Strengthening the AI Value Chain: How a Kenyan Inventor’s Breakthrough is Fixing a Critical Weak Link

Most of us know the adage, “Garbage in, garbage out.” AI is only as powerful as the quality of data that fuels it. From collection to deployment, each stage of the AI value chain matters. However, an often overlooked (and highly problematic) area is the middle layer: data preprocessing and feature engineering.

This is what Dr. Joseph Nyangon, a Kenyan inventor and AI expert, tackled head-on over two years, ending up with a game-changing innovation that enhances the reliability of AI models. His work, awarded US Patent 12,190,219 B1, brings us a multi-stage outlier detection system that systematically identifies and removes bad data before it corrupts AI training. Nyangon’s approach effectively filters low-quality data from harming machine learning models by applying quantile-based thresholds and matrix decomposition techniques. And just like that, a persistent bottleneck that has long plagued AI systems is now solved.

Why This Matters: A Fix for AI’s Data Problem

Bad data’s time- and profit-draining cost has long been a challenge for users. In industries like supply chain management, even minor data inconsistencies produce a “butterfly wing effect” of sorts—small perturbations that can eventually cause storms of disrupted AI-driven forecasts, inventory miscalculations, and inflated operational costs. AI models trained on corrupted datasets will almost certainly lead to significant inefficiencies, ranging from excessive stockpiles to missed delivery windows.

Dr. Nyangon’s innovation, solving this issue at the source, helps strengthen the entire AI ecosystemExpensive computational fixes such as larger datasets or more complex algorithms are avoided, as Dr. Nyangon’s solution optimizes data prior to the start of model training—drastically reducing computing costs and boosting predictive accuracy in real-world applications.

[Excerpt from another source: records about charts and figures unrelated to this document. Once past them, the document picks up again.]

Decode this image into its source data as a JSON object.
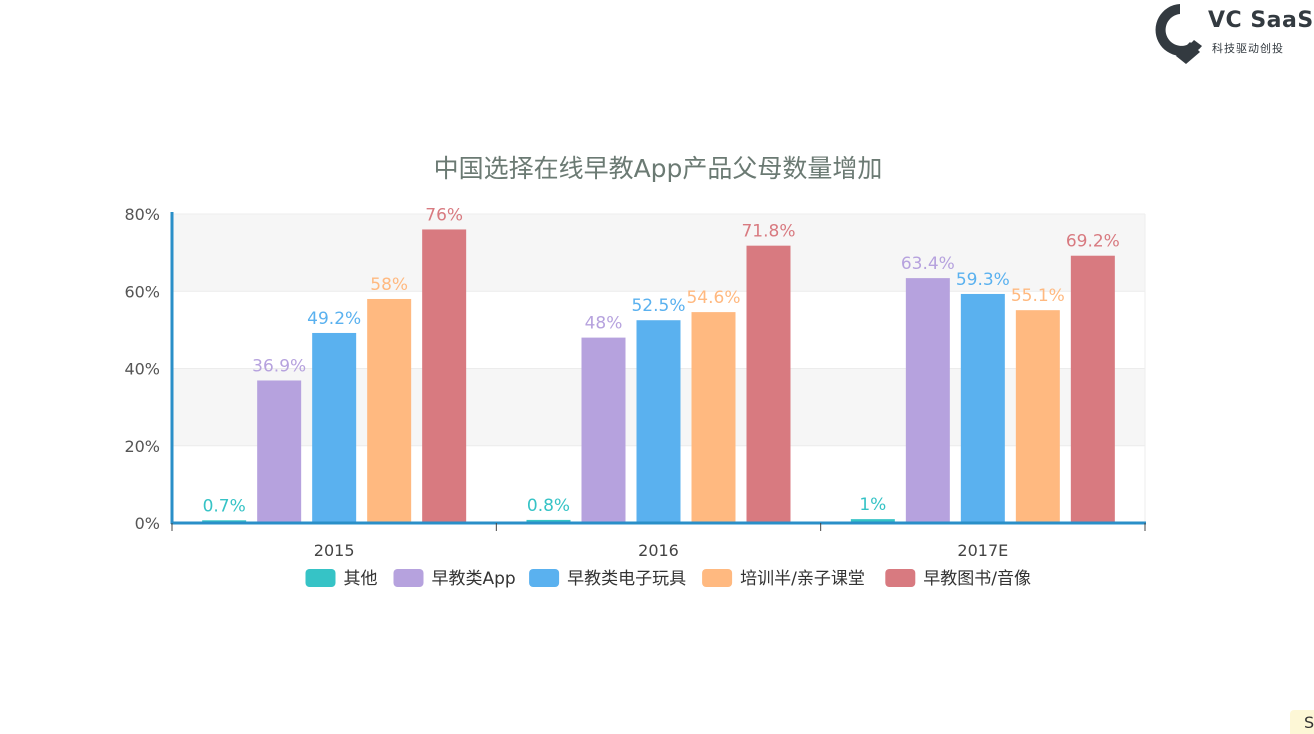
{
  "logo": {
    "brand": "VC SaaS",
    "tagline": "科技驱动创投",
    "color": "#333a40"
  },
  "corner_tag": "S",
  "chart_data": {
    "type": "bar",
    "title": "中国选择在线早教App产品父母数量增加",
    "categories": [
      "2015",
      "2016",
      "2017E"
    ],
    "y_ticks": [
      "0%",
      "20%",
      "40%",
      "60%",
      "80%"
    ],
    "ylim": [
      0,
      80
    ],
    "grid": true,
    "legend_position": "bottom",
    "series": [
      {
        "name": "其他",
        "color": "#36c3c6",
        "values": [
          0.7,
          0.8,
          1
        ],
        "labels": [
          "0.7%",
          "0.8%",
          "1%"
        ]
      },
      {
        "name": "早教类App",
        "color": "#b6a2de",
        "values": [
          36.9,
          48,
          63.4
        ],
        "labels": [
          "36.9%",
          "48%",
          "63.4%"
        ]
      },
      {
        "name": "早教类电子玩具",
        "color": "#5ab1ef",
        "values": [
          49.2,
          52.5,
          59.3
        ],
        "labels": [
          "49.2%",
          "52.5%",
          "59.3%"
        ]
      },
      {
        "name": "培训半/亲子课堂",
        "color": "#ffb980",
        "values": [
          58,
          54.6,
          55.1
        ],
        "labels": [
          "58%",
          "54.6%",
          "55.1%"
        ]
      },
      {
        "name": "早教图书/音像",
        "color": "#d87a80",
        "values": [
          76,
          71.8,
          69.2
        ],
        "labels": [
          "76%",
          "71.8%",
          "69.2%"
        ]
      }
    ]
  }
}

A Global Innovation, Built with SAS Viya

One thing that makes Dr. Joseph Nyangon’s work particularly noteworthy is how he built it. He utilized SAS Viya, a powerful cloud-based AI and analytics platform, to develop and refine what eventually became a patented outlier detection system. The platform’s machine learning and data analytics capabilities were crucial in Joseph’s design, testing, and validation of his multi-stage preprocessing approach.

His work also points to a paradigm shift: Silicon value and most other centers from which AI innovations have flowed to Africa and the rest of the world! We are witnessing high-impact novelties from diverse, global talent pools like Kenya. Nyangon demonstrates how African inventors and technologists actively contribute to AI’s future. We are not just consuming it.

Fixing the “Invisible” AI Problem

Until recently, breaking news about AI has been about bigger models (ChatGPT 4.5, I’m looking at you!), faster processors, or flashy breakthroughs at the extremes of the value chain. Dr. Nyangon’s work proves that some of the biggest wins come from fixing what happens in the middle of the value chain.  As users in government and private sectors expand their investments in AI, they’d be wise to look beyond bigger or faster but also at more intelligent, cleaner, efficient data pipelines. Thanks to Joseph’s patent award-winning breakthrough ( Patent 12,190,219 B1), AI value chains will be stronger, more reliable, and ready to deliver real business impact in Africa and elsewhere.